TRENTAMILA EURO PER ENTRARE IN POLIZIA, ECCO COME SI VENDONO I POSTI DI LAVORO
(di Antonio Menna per Tiscali Notizie) – C’era una volta la vocazione. Non solo quella sacerdotale. La vocazione a un mestiere. Sentirselo nello spirito, nella cultura. Da grande voglio fare. E poi crescere con quel principio, quell’obiettivo. Inseguirlo. Impegnarsi. C’era una volta il lavoro che ti identificava, ti caratterizzava. Io sono quello che faccio. Quel sentimento si è smarrito. Oggi, con la crisi, con la disoccupazione galoppante, con l’angoscia di restare senza un lavoro, si insegue il posto – possibilmente pubblico – come una lotteria. Non conta cosa farai, dove andrai, che sarai. Conta raggiungerlo. A qualunque costo.
Violare la legge per indossare una divisa
Così si è disposti a tutto. Anche al più estremo dei paradossi. Cioè, che per entrare nella Polizia penitenziaria o nella Guardia di Finanza o nella Polizia di Stato, ci si renda disponibili alla corruzione. Cioè, un reato per indossare una divisa. Cioè, violare la legge per poi tutelarla. E’ successo in Campania, dove nei giorni scorsi, è stata sgominata una gang che garantiva a giovani in cerca di lavoro, il superamento di un concorso nella forze dell’ordine in cambio di denaro.

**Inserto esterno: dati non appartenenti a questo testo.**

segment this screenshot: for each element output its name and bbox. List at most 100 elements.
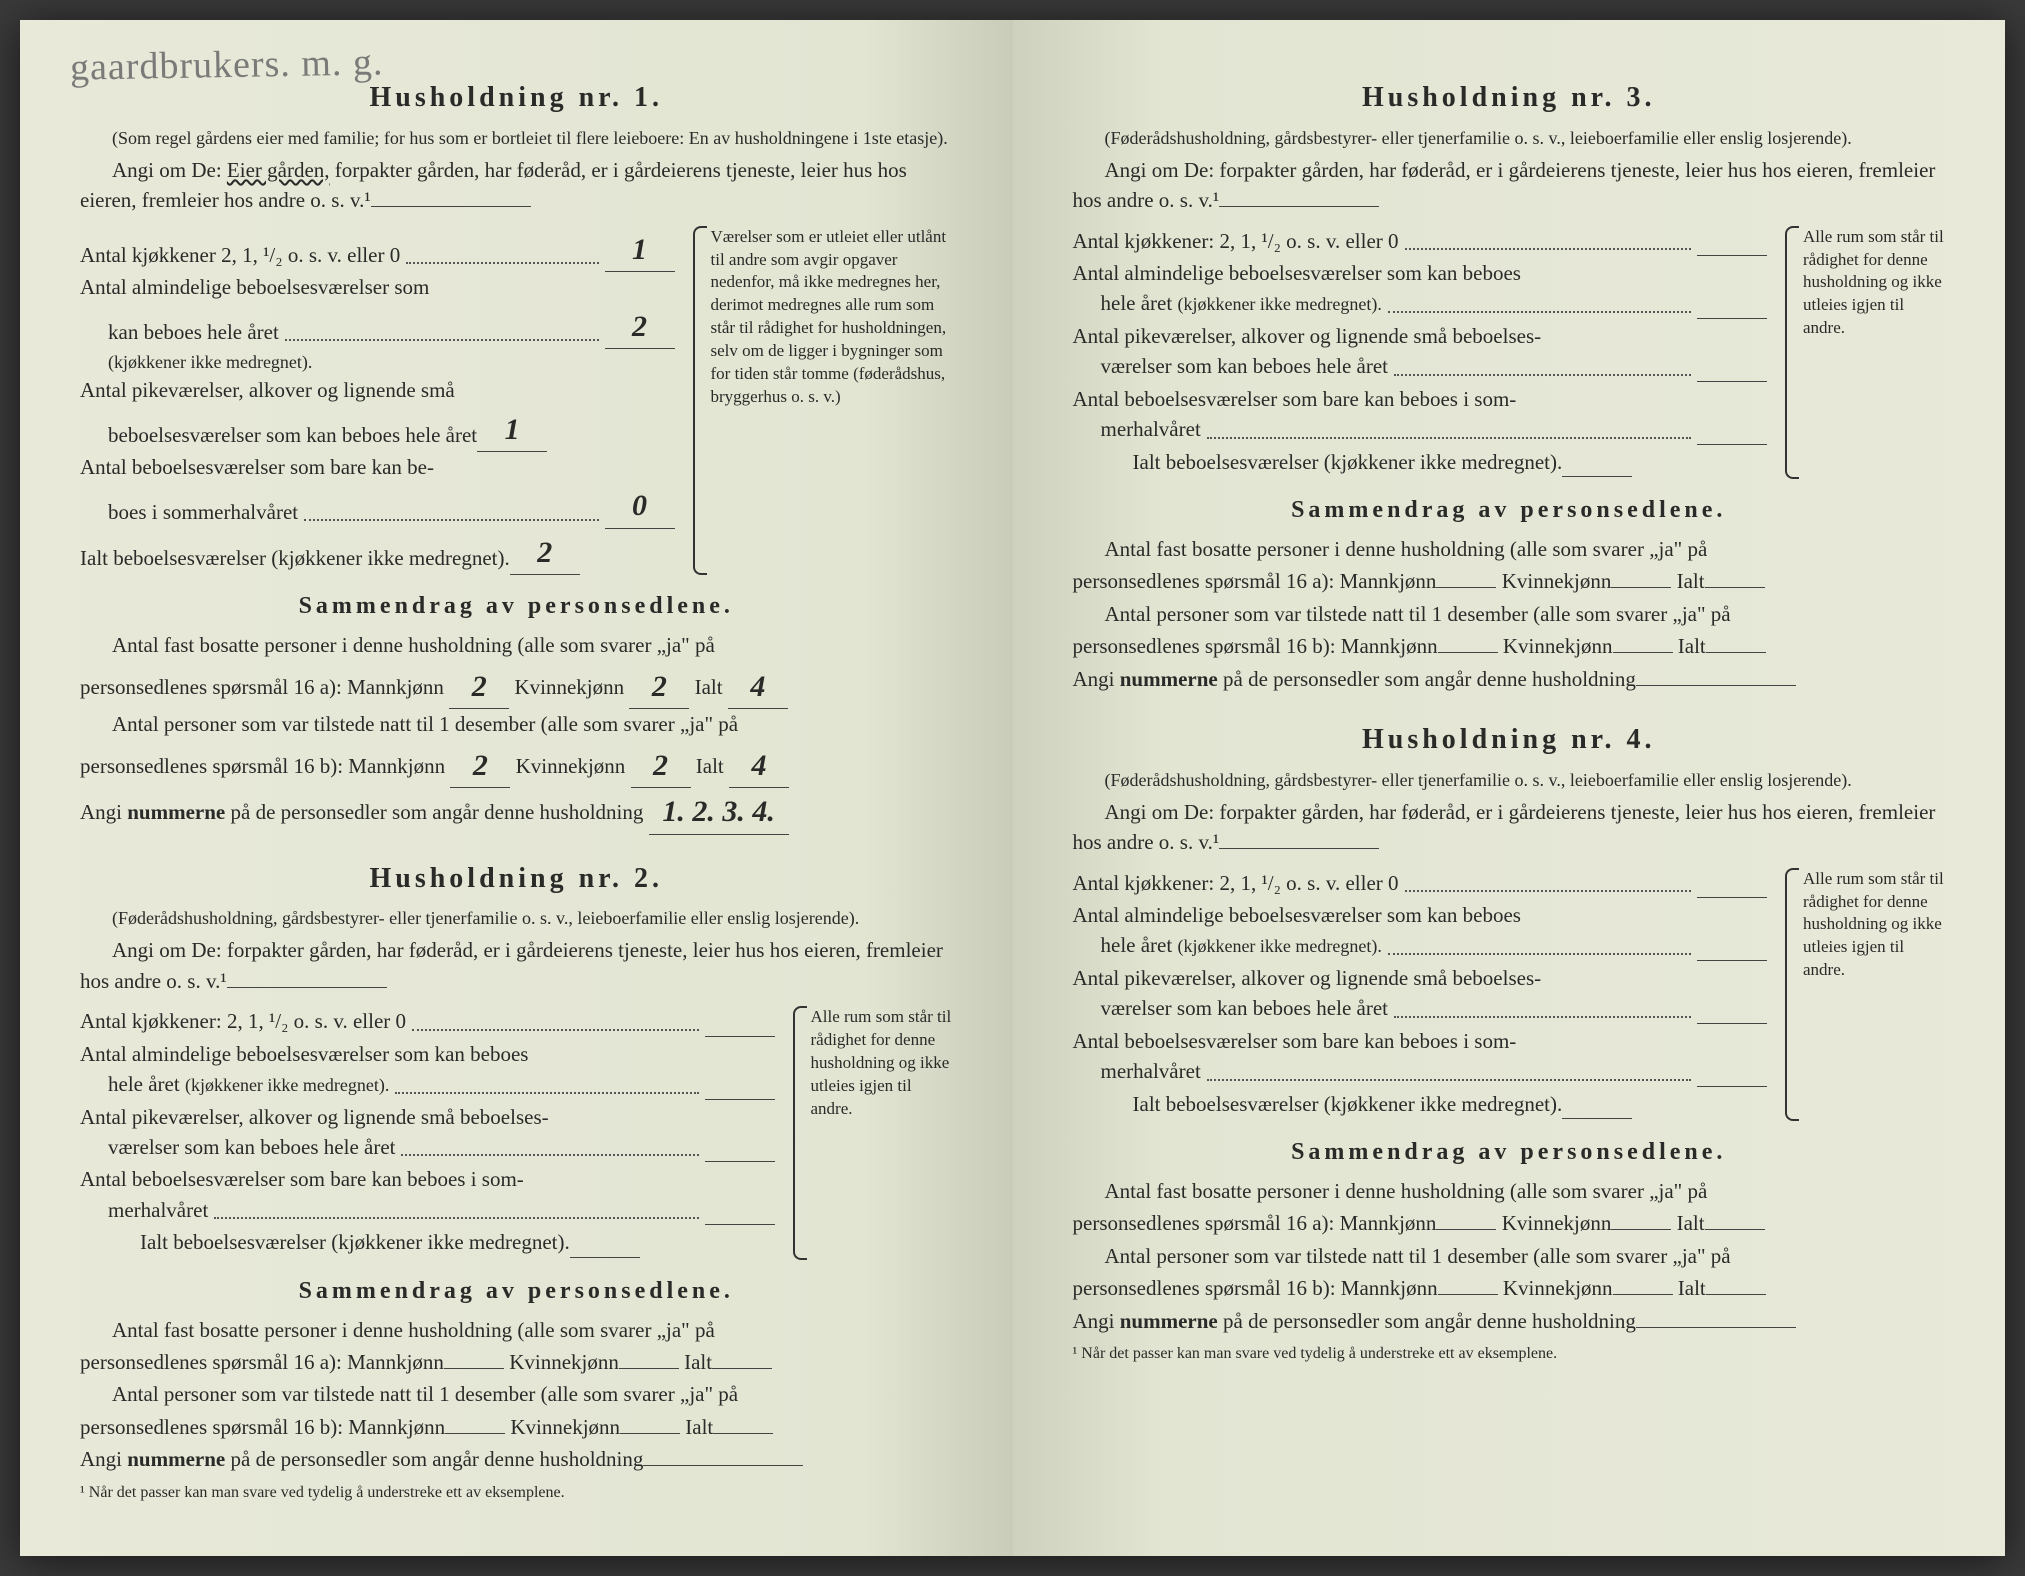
f [1436, 587, 1496, 588]
l: personsedlenes spørsmål 16 a): Mannkjønn [1073, 1211, 1437, 1235]
h2-angi: Angi om De: forpakter gården, har føderå… [80, 935, 953, 996]
side-text: Værelser som er utleiet eller utlånt til… [711, 227, 947, 407]
brace-icon [793, 1006, 807, 1260]
rooms-list: Antal kjøkkener: 2, 1, ¹/₂ o. s. v. elle… [1073, 226, 1768, 480]
f [1219, 206, 1379, 207]
s3-pre: Angi nummerne på de personsedler som ang… [80, 1447, 643, 1471]
handwritten-annotation: gaardbrukers. m. g. [70, 35, 384, 96]
t: Angi om De: forpakter gården, har føderå… [1073, 800, 1936, 854]
footnote-left: ¹ Når det passer kan man svare ved tydel… [80, 1481, 953, 1504]
right-page: Husholdning nr. 3. (Føderådshusholdning,… [1013, 20, 2006, 1556]
f [1438, 1294, 1498, 1295]
r3b: værelser som kan beboes hele året [108, 1132, 395, 1162]
r3b: værelser som kan beboes hele året [1101, 351, 1388, 381]
h4s1a: Antal fast bosatte personer i denne hush… [1073, 1176, 1946, 1206]
rooms-side-note: Alle rum som står til rådighet for denne… [793, 1006, 953, 1260]
t: Angi om De: forpakter gården, har føderå… [1073, 158, 1936, 212]
h4s2a: Antal personer som var tilstede natt til… [1073, 1241, 1946, 1271]
n: (kjøkkener ikke medregnet). [1177, 294, 1381, 314]
r5: Ialt beboelsesværelser (kjøkkener ikke m… [1133, 1089, 1563, 1119]
r2b-t: hele året [108, 1072, 180, 1096]
h1-rooms: Antal kjøkkener 2, 1, ¹/₂ o. s. v. eller… [80, 226, 953, 576]
r4v: 0 [605, 484, 675, 529]
fill [227, 987, 387, 988]
h4-note: (Føderådshusholdning, gårdsbestyrer- ell… [1073, 767, 1946, 793]
r3b: beboelsesværelser som kan beboes hele år… [108, 420, 477, 450]
r4b: merhalvåret [1101, 1056, 1201, 1086]
h3s1b: personsedlenes spørsmål 16 a): Mannkjønn… [1073, 566, 1946, 596]
f [1611, 587, 1671, 588]
r2a: Antal almindelige beboelsesværelser som … [1073, 258, 1768, 288]
footnote-right: ¹ Når det passer kan man svare ved tydel… [1073, 1342, 1946, 1365]
r4a: Antal beboelsesværelser som bare kan beb… [1073, 1026, 1768, 1056]
h3s2a: Antal personer som var tilstede natt til… [1073, 599, 1946, 629]
ialt2: Ialt [696, 754, 724, 778]
v [1562, 476, 1632, 477]
v [1697, 318, 1767, 319]
f [1436, 1229, 1496, 1230]
r2b: hele året (kjøkkener ikke medregnet). [1101, 288, 1382, 318]
h4-angi: Angi om De: forpakter gården, har føderå… [1073, 797, 1946, 858]
r2a: Antal almindelige beboelsesværelser som … [80, 1039, 775, 1069]
left-page: gaardbrukers. m. g. Husholdning nr. 1. (… [20, 20, 1013, 1556]
r2b: kan beboes hele året [108, 317, 279, 347]
f [1706, 652, 1766, 653]
h3s2b: personsedlenes spørsmål 16 b): Mannkjønn… [1073, 631, 1946, 661]
k1: 2 [629, 665, 689, 710]
h4s2b: personsedlenes spørsmål 16 b): Mannkjønn… [1073, 1273, 1946, 1303]
nums: 1. 2. 3. 4. [649, 790, 789, 835]
l: Ialt [685, 1415, 713, 1439]
f [620, 1433, 680, 1434]
l: personsedlenes spørsmål 16 b): Mannkjønn [1073, 1276, 1438, 1300]
r4b: boes i sommerhalvåret [108, 497, 298, 527]
r3b: værelser som kan beboes hele året [1101, 993, 1388, 1023]
v [1697, 960, 1767, 961]
n: (kjøkkener ikke medregnet). [1177, 936, 1381, 956]
f [619, 1368, 679, 1369]
s3-pre: Angi nummerne på de personsedler som ang… [1073, 1309, 1636, 1333]
side-text: Alle rum som står til rådighet for denne… [1803, 869, 1944, 980]
document-spread: gaardbrukers. m. g. Husholdning nr. 1. (… [20, 20, 2005, 1556]
h2s3: Angi nummerne på de personsedler som ang… [80, 1444, 953, 1474]
r5: Ialt beboelsesværelser (kjøkkener ikke m… [140, 1227, 570, 1257]
f [1219, 848, 1379, 849]
r2b: hele året (kjøkkener ikke medregnet). [108, 1069, 389, 1099]
s1b: personsedlenes spørsmål 16 a): Mannkjønn… [80, 663, 953, 708]
r4v [705, 1224, 775, 1225]
angi-pre: Angi om De: [112, 158, 227, 182]
r3v [705, 1161, 775, 1162]
rooms-side-note: Alle rum som står til rådighet for denne… [1785, 226, 1945, 480]
r3a: Antal pikeværelser, alkover og lignende … [1073, 963, 1768, 993]
h2-sum-title: Sammendrag av personsedlene. [80, 1274, 953, 1309]
s2b-label: personsedlenes spørsmål 16 b): Mannkjønn [80, 754, 445, 778]
f [444, 1368, 504, 1369]
l: Ialt [1678, 1276, 1706, 1300]
m1: 2 [449, 665, 509, 710]
r4a: Antal beboelsesværelser som bare kan beb… [1073, 384, 1768, 414]
h3-angi: Angi om De: forpakter gården, har føderå… [1073, 155, 1946, 216]
h3-rooms: Antal kjøkkener: 2, 1, ¹/₂ o. s. v. elle… [1073, 226, 1946, 480]
f [1705, 587, 1765, 588]
v [1697, 381, 1767, 382]
angi-underlined: Eier gården, [227, 158, 330, 182]
l: personsedlenes spørsmål 16 a): Mannkjønn [1073, 569, 1437, 593]
h1-angi: Angi om De: Eier gården, forpakter gårde… [80, 155, 953, 216]
f [1706, 1294, 1766, 1295]
r1: Antal kjøkkener: 2, 1, ¹/₂ o. s. v. elle… [1073, 868, 1399, 898]
r2a: Antal almindelige beboelsesværelser som [80, 272, 675, 302]
h4s1b: personsedlenes spørsmål 16 a): Mannkjønn… [1073, 1208, 1946, 1238]
l: Kvinnekjønn [1503, 634, 1613, 658]
h2-rooms: Antal kjøkkener: 2, 1, ¹/₂ o. s. v. elle… [80, 1006, 953, 1260]
r1v [705, 1036, 775, 1037]
i1: 4 [728, 665, 788, 710]
r1v: 1 [605, 228, 675, 273]
r2note: (kjøkkener ikke medregnet). [80, 349, 675, 375]
r4b: merhalvåret [108, 1195, 208, 1225]
v [1697, 897, 1767, 898]
l: Kvinnekjønn [509, 1350, 619, 1374]
v [1697, 444, 1767, 445]
s1b-label: personsedlenes spørsmål 16 a): Mannkjønn [80, 675, 444, 699]
h3s1a: Antal fast bosatte personer i denne hush… [1073, 534, 1946, 564]
h2-title: Husholdning nr. 2. [80, 859, 953, 900]
h3-note: (Føderådshusholdning, gårdsbestyrer- ell… [1073, 125, 1946, 151]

Un ufficiale dell’Esercito
L’indagine è stata condotta dalla procura di Napoli nord, diretta dal magistrato Francesco Greco. A indagare gli uomini della Guardia di Finanza. In manette sono finiti un ufficiale dell’Esercito, poi una donna e suo fratello, considerati la mente del gruppo. Provvedimenti cautelari anche per tre agenti della Polizia penitenziaria. Coinvolte anche altre persone, tra cui un insegnante di scuola superiore, che avrebbe aiutato alcuni ex studenti ad entrare in contatto con la gang.
Le accuse
Tutti sono accusati di truffa, millantato credito e abuso di potere. Per un gruppo ristretto è scattata l’accusa di associazione per delinquere. L’indagine si è focalizzata su 24 episodi. In tutti questi casi, il gruppo avrebbe intascato denaro da ragazzi, o dalle loro famiglie, che desideravano superare concorsi pubblici in particolare nella Polizia penitenziaria, ma in qualche caso anche nella Polizia di Stato e nella Guardia di Finanza.
La modalità
Con una fitta rete di mediatori, il ragazzo o la sua famiglia che voleva superare il concorso entrava in contatto con gli organizzatori del gruppo e a loro doveva versare il denaro, ovviamente prima della prova concorsuale. Gli importi andavano dai 10mila ai 30mila euro, a seconda dell’importanza del ruolo cui si concorreva. Il gruppo avrebbe raccolto circa 282mila euro. Secondo la procura sarebbero circa ottanta i ragazzi truffati. La gang usava tecniche molto persuasive. Esibiva biglietti personali con auguri e messaggi attribuiti ad alte cariche dello Stato, millantava amicizie e aderenze. «Una volta ci invitarono a casa loro per festeggiare il compleanno di nostro figlio – raccontano due genitori al quotidiano Il Mattino – con una torta a forma di volante di polizia e un manichino che rappresentava un agente».
La denuncia
Il sistema sarebbe saltato in seguito alla denuncia di alcuni ragazzi che non hanno superato la prova e che hanno, subito dopo, preteso la restituzione della cifra versata. «Quando chiedemmo la restituzione del denaro – hanno raccontato i genitori del ragazzo truffato, secondo quanto riportato dal Mattino – ci offrirono degli assegni scoperti». Al rifiuto del rimborso, alcuni si sono rivolti alle forze dell’ordine – quelle vere, in questo caso – e hanno rivelato tutto. Immediatamente è partita un’indagine, alla ricerca di riscontri e si sono evidenziati decine e decine di episodi di questo tipo. Così, alla fine, sono arrivati i provvedimenti cautelari.
Vittime un po’ colpevoli
La vicenda, nel suo insieme, mette tristezza. Non sono per l’esistenza di una banda di presunti truffatori con l’intento di fare denaro sul bisogno della gente. Ma anche e soprattutto per la spregiudicatezza di tutti gli attori. E’ vero che ci sono colpevoli e vittime, eppure in casi come questi le vittime – se non penalmente, almeno moralmente – sembrano anche loro un po’ colpevoli. Possibile che nessuno si sia fatto uno scrupolo etico? Possibile che nessuno si sia chiesto se fosse giusto pagare una tangente per avere un posto di lavoro? Possibile che si finisca alla denuncia solo perchè il concorso è andato male e non si è ottenuto un rimborso? Ma soprattutto, possibile che si ambisca ad indossare una divisa per tutelare la legge e al tempo stesso si sia disponibili a farsi truccare un corcorso su misura?